On the whole, Social and Regional Variation in World Englishes includes many stimulating and well-executed studies. It provides a good overview of current, corpus-based approaches to variation in English worldwide. The coverage of corpora in particular is as exhaustive as one can expect between the covers of a single book, with evidence from twenty-nine different corpora being included. The fact that World Englishes are covered as a topic but the authors are exclusively from Europe is an imbalance no doubt owed to the Festschrift nature of the book and partly to the state of the field in general. One aspect which the editors emphasize in the introductory chapter but which I find difficult to reconcile with the sum of contributions is the focus on advanced statistical techniques.
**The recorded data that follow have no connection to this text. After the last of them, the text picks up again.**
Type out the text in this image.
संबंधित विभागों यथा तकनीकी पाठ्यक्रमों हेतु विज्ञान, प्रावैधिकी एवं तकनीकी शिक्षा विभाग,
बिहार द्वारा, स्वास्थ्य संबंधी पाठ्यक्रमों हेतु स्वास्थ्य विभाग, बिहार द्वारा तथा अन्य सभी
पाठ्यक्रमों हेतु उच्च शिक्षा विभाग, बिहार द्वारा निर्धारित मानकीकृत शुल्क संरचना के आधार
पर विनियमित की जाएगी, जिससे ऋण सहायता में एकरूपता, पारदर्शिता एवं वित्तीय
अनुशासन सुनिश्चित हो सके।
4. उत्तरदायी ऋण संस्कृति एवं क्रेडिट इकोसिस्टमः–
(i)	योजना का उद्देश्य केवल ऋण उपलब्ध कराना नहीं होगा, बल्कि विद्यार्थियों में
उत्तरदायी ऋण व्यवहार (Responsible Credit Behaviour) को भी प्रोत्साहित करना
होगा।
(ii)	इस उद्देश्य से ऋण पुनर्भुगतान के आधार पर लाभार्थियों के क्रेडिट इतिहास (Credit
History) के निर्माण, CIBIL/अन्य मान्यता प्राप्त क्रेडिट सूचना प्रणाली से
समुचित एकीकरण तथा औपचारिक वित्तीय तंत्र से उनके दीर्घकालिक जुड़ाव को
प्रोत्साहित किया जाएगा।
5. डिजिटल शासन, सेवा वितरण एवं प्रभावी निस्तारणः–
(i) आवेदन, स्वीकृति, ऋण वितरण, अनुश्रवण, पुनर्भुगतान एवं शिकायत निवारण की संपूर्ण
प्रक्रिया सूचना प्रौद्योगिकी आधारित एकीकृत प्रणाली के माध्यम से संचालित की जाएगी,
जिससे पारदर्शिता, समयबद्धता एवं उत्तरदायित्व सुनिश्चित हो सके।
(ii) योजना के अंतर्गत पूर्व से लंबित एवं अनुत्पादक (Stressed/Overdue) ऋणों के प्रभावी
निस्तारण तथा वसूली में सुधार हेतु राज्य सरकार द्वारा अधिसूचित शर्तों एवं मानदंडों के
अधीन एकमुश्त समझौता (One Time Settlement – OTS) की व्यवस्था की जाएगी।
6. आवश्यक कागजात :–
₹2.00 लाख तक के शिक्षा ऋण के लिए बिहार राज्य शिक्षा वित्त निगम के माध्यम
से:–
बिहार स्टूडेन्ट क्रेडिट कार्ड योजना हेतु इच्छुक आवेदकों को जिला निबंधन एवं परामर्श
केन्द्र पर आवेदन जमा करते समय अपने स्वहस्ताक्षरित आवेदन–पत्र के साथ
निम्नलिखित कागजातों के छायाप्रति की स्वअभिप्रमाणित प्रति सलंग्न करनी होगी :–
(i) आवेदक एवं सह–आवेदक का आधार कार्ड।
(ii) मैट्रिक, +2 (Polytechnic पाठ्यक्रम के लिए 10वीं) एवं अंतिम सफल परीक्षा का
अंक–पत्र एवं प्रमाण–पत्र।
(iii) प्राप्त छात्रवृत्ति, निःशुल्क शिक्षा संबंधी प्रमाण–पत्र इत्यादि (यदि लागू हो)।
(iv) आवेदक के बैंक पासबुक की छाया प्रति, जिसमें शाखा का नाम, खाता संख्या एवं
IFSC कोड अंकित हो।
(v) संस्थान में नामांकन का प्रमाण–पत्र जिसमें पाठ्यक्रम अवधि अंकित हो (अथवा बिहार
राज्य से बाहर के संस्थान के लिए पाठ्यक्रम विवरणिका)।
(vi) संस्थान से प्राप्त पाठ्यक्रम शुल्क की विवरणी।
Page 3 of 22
By no means all chapters draw on said methods, and some of the most insightful ones make do entirely without them. Where sophisticated quantitative approaches are used, as in Romasanta's or Laitinen and Fatemi's chapters, the final analyses relapse into simple bivariate or descriptive techniques. These chapters are still worthwhile reads, but not necessarily for reasons of statistical sophistication. The volume's merit rests less in pushing any methodological or theoretical boundaries than in providing a showcase of current, corpus-based research into variation in English.